Das klingt, wie einst bei der „Agenda 2010“ sehr nach „Fordern und Fördern“. Jendricke: „Wichtig ist, wir brauchen Druck im System“. Druck im System? Würde ein führender CDU-Politiker das so formulieren, riefe die SPD eine Koalitionskrise aus.

Keine Garantie, um die Kosten für das Bürgergeld zu senken

Ob sich die Kosten für das Bürgergeld – rund 47 Milliarden Euro im Jahr – auf die vorgeschlagene Weise deutlich senken lassen, ist schwer vorherzusagen. Auch sind nicht alle geförderten Studierende später bereit, das Darlehen zu tilgen. Überdies könnten Geflüchtete versuchen, der Rückzahlungspflicht durch Rückkehr in ihre Heimat zu entgehen.
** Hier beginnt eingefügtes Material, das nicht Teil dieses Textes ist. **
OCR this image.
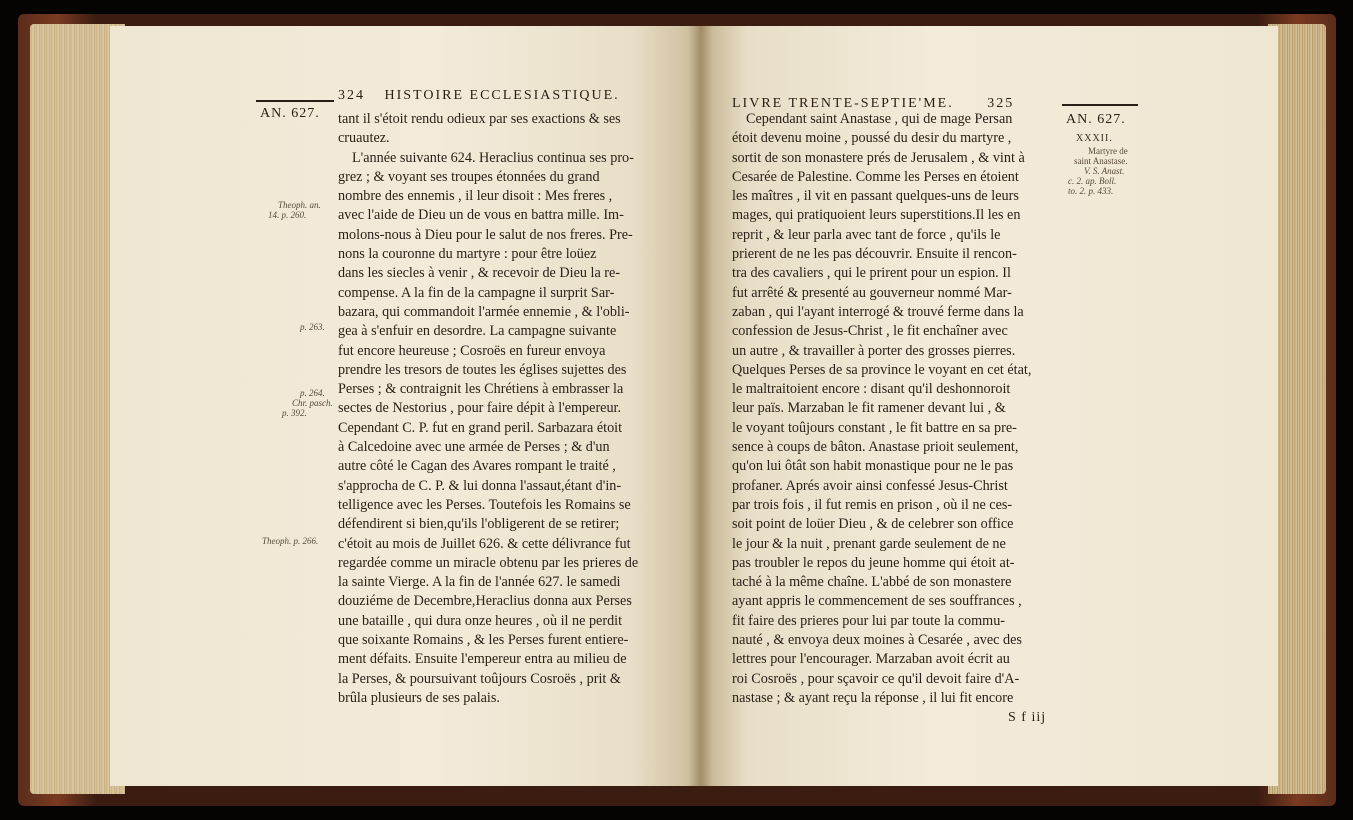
324 HISTOIRE ECCLESIASTIQUE.
AN. 627.
Theoph. an.
14. p. 260.
p. 263.
p. 264.
Chr. pasch.
p. 392.
Theoph. p. 266.
tant il s'étoit rendu odieux par ses exactions & ses
cruautez.
L'année suivante 624. Heraclius continua ses pro-
grez ; & voyant ses troupes étonnées du grand
nombre des ennemis , il leur disoit : Mes freres ,
avec l'aide de Dieu un de vous en battra mille. Im-
molons-nous à Dieu pour le salut de nos freres. Pre-
nons la couronne du martyre : pour être loüez
dans les siecles à venir , & recevoir de Dieu la re-
compense. A la fin de la campagne il surprit Sar-
bazara, qui commandoit l'armée ennemie , & l'obli-
gea à s'enfuir en desordre. La campagne suivante
fut encore heureuse ; Cosroës en fureur envoya
prendre les tresors de toutes les églises sujettes des
Perses ; & contraignit les Chrétiens à embrasser la
sectes de Nestorius , pour faire dépit à l'empereur.
Cependant C. P. fut en grand peril. Sarbazara étoit
à Calcedoine avec une armée de Perses ; & d'un
autre côté le Cagan des Avares rompant le traité ,
s'approcha de C. P. & lui donna l'assaut,étant d'in-
telligence avec les Perses. Toutefois les Romains se
défendirent si bien,qu'ils l'obligerent de se retirer;
c'étoit au mois de Juillet 626. & cette délivrance fut
regardée comme un miracle obtenu par les prieres de
la sainte Vierge. A la fin de l'année 627. le samedi
douziéme de Decembre,Heraclius donna aux Perses
une bataille , qui dura onze heures , où il ne perdit
que soixante Romains , & les Perses furent entiere-
ment défaits. Ensuite l'empereur entra au milieu de
la Perses, & poursuivant toûjours Cosroës , prit &
brûla plusieurs de ses palais.
LIVRE TRENTE-SEPTIE'ME. 325
AN. 627.
XXXII.
Martyre de
saint Anastase.
V. S. Anast.
c. 2. ap. Boll.
to. 2. p. 433.
Cependant saint Anastase , qui de mage Persan
étoit devenu moine , poussé du desir du martyre ,
sortit de son monastere prés de Jerusalem , & vint à
Cesarée de Palestine. Comme les Perses en étoient
les maîtres , il vit en passant quelques-uns de leurs
mages, qui pratiquoient leurs superstitions.Il les en
reprit , & leur parla avec tant de force , qu'ils le
prierent de ne les pas découvrir. Ensuite il rencon-
tra des cavaliers , qui le prirent pour un espion. Il
fut arrêté & presenté au gouverneur nommé Mar-
zaban , qui l'ayant interrogé & trouvé ferme dans la
confession de Jesus-Christ , le fit enchaîner avec
un autre , & travailler à porter des grosses pierres.
Quelques Perses de sa province le voyant en cet état,
le maltraitoient encore : disant qu'il deshonnoroit
leur païs. Marzaban le fit ramener devant lui , &
le voyant toûjours constant , le fit battre en sa pre-
sence à coups de bâton. Anastase prioit seulement,
qu'on lui ôtât son habit monastique pour ne le pas
profaner. Aprés avoir ainsi confessé Jesus-Christ
par trois fois , il fut remis en prison , où il ne ces-
soit point de loüer Dieu , & de celebrer son office
le jour & la nuit , prenant garde seulement de ne
pas troubler le repos du jeune homme qui étoit at-
taché à la même chaîne. L'abbé de son monastere
ayant appris le commencement de ses souffrances ,
fit faire des prieres pour lui par toute la commu-
nauté , & envoya deux moines à Cesarée , avec des
lettres pour l'encourager. Marzaban avoit écrit au
roi Cosroës , pour sçavoir ce qu'il devoit faire d'A-
nastase ; & ayant reçu la réponse , il lui fit encore
S f iij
Gleichwohl wäre von dem Darlehen-Modell ein wichtiger Impuls zu erwarten: Den Empfängern wäre klar, dass sie mit jedem Monat ohne Arbeit ihre Schulden erhöhen. Da würde sich mancher entscheiden, sich schnell um eine Arbeit zu bemühen und sich die notwendigen Sprachkenntnisse anzueignen. Und andere würden Deutschland wieder verlassen, wenn sie merken, dass Nicht-Arbeit sie teuer zu stehen kommen kann. 

Der Vorstoß der thüringischen SPD-Politiker kommt passend zur Debatte um Bürgergeldzahlungen an geflohene Ukrainer. Die CDU/CSU will diesen nur die niedrigeren Leistungen nach dem Asylbewerberleistungsgesetz gewähren. Dagegen wird eingewendet, dass die Job-Center sich dann nicht mehr um die Vermittlung ukrainischer Flüchtlinge kümmerten. Das wäre bei dem Darlehen-Modell nicht der Fall. 

Gut möglich, dass der Vorstoß der SPD-Kommunalpolitiker der aktuellen Debatte eine neue Richtung gibt. Er hätte es verdient. Schließlich verbindet er staatliche Fürsorge mit dem Anreiz, vom betreuten zum selbständigen Bürger aufzusteigen. Die Union müsste ihn eigentlich übernehmen.